The district attorney said she called Ford’s mother to notify her about the decision not to prosecute the officers before publicly releasing the report after what the District Attorney’s Office called a thorough and exhaustive review that included access to more than 1,000 pages of deposition transcripts of nine people whose testimony cannot be made public because of a federal court protective order.

Lacey called Ford’s death “tragic” and said she wished it had been avoided.

The city Police Commission ruled in 2015 that one of the officers in the shooting was justified in opening fire, but the other violated department policy. The commission did not specify which officer acted improperly.

Ford’s parents sued the city, but a tentative settlement was reached late last year.

According to the lawsuit filed in March 2015, Wampler and Villegas — who were named defendants along with the city and LAPD — “intentionally and/or negligently fatally shot unarmed decedent Ezell Ford multiple times with their firearms” after he had complied with their order to lie on the ground.

The officers knew Ford was “mentally challenged” and that he was not committing a crime at the time, the lawsuit stated.

The shooting prompted several protests and calls for a speedy and transparent investigation. Activists have argued that eyewitnesses dispute the police account of events.

Ford’s shooting has been a rallying cry for police department critics who attend weekly Police Commission meetings and regularly decry shootings of black suspects by police.

The Los Angeles Police Protective League, the union that represents LAPD officers, issued a statement in support of the District Attorney’s Office decision against filing charges.

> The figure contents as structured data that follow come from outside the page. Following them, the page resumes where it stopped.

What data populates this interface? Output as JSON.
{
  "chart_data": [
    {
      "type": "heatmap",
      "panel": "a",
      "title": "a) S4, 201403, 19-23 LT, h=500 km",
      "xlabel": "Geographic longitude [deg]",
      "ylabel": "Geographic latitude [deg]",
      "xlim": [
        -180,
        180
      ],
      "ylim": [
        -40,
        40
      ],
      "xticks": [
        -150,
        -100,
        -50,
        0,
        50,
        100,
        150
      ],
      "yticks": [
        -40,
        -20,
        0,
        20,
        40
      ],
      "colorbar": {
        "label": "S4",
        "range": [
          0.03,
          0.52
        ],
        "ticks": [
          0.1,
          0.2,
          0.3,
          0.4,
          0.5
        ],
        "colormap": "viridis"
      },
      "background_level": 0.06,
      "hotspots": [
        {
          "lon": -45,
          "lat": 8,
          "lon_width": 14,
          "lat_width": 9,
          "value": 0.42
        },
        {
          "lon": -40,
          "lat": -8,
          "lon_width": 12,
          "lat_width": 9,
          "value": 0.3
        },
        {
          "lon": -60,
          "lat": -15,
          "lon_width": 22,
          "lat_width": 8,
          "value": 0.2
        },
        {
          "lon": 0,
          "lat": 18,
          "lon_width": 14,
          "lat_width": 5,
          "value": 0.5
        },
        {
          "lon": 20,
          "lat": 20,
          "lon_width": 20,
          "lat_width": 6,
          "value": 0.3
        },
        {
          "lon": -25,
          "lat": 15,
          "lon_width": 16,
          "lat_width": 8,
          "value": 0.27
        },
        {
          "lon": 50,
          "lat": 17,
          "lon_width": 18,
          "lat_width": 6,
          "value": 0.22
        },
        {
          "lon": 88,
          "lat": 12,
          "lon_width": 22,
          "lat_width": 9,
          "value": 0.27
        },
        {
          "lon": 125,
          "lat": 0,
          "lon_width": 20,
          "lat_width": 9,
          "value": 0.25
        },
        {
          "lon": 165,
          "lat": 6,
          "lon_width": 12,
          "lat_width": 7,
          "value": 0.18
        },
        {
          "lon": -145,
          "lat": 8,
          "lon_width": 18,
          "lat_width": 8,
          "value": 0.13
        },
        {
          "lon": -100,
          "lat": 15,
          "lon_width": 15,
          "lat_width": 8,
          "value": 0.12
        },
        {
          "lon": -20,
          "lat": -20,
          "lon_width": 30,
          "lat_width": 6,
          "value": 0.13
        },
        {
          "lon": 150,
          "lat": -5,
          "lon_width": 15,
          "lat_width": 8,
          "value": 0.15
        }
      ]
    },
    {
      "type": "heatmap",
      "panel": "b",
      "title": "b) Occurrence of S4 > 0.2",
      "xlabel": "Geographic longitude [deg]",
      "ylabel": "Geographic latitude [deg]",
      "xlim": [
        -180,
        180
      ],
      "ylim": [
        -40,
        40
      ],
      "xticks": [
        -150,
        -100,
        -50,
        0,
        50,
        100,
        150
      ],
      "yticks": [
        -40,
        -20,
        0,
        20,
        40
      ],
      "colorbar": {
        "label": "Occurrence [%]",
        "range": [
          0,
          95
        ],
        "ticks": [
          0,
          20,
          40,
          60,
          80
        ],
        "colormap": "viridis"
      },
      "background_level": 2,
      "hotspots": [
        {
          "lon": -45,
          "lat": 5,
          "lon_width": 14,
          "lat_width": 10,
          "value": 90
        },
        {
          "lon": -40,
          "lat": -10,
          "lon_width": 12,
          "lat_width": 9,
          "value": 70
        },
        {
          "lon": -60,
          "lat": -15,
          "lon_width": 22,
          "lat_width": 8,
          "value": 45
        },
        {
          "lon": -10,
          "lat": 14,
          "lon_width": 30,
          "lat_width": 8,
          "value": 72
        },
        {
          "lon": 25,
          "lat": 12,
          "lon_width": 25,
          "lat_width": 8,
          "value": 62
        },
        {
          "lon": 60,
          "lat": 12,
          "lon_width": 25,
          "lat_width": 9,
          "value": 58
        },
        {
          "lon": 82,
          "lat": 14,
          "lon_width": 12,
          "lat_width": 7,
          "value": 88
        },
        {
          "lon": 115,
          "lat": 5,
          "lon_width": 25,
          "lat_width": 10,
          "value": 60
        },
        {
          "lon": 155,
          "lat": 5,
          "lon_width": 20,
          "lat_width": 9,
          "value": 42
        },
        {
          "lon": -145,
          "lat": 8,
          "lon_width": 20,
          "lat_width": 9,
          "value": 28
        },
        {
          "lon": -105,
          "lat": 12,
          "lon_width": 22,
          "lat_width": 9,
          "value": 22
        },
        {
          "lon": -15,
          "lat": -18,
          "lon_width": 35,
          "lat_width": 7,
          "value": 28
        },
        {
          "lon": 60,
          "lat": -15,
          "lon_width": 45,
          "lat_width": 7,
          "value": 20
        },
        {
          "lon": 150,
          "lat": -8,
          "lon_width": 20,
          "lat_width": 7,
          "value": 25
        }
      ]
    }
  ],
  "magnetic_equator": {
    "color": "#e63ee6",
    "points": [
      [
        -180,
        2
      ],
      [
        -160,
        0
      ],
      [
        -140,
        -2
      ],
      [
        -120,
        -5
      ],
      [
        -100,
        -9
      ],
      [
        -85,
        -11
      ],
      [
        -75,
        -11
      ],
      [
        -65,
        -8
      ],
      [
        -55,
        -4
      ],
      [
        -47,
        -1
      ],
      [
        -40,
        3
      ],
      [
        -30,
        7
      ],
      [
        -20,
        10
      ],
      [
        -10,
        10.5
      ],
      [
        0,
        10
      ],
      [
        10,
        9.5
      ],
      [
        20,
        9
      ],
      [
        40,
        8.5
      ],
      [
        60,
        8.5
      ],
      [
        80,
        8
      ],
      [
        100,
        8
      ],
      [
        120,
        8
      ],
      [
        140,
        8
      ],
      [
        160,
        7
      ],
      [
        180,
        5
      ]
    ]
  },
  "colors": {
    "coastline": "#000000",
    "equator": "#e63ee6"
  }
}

“No officer ever wants to be put in a dangerous situation where they must struggle to maintain control of their weapon, but officers must be allowed to protect themselves, their partners and the public,” according to the union.

Mayor Eric Garcetti issued a statement saying he accepts the decision, but he will  “rededicate my administration to the search for better ways to protect the safety of all Angelenos, and reiterate my support for the Police Commission’s goal of reinforcing de-escalation in the training of our officers.”

“I am committed to giving the men and women of the LAPD the skills and tools they need to be as secure as possible while doing an incredibly difficult job on our behalf,” he said. “It is that work, and the work yet to come, that we hope will one day make these kinds of tragedies a thing of the past not just here in Los Angeles, but everywhere in America.”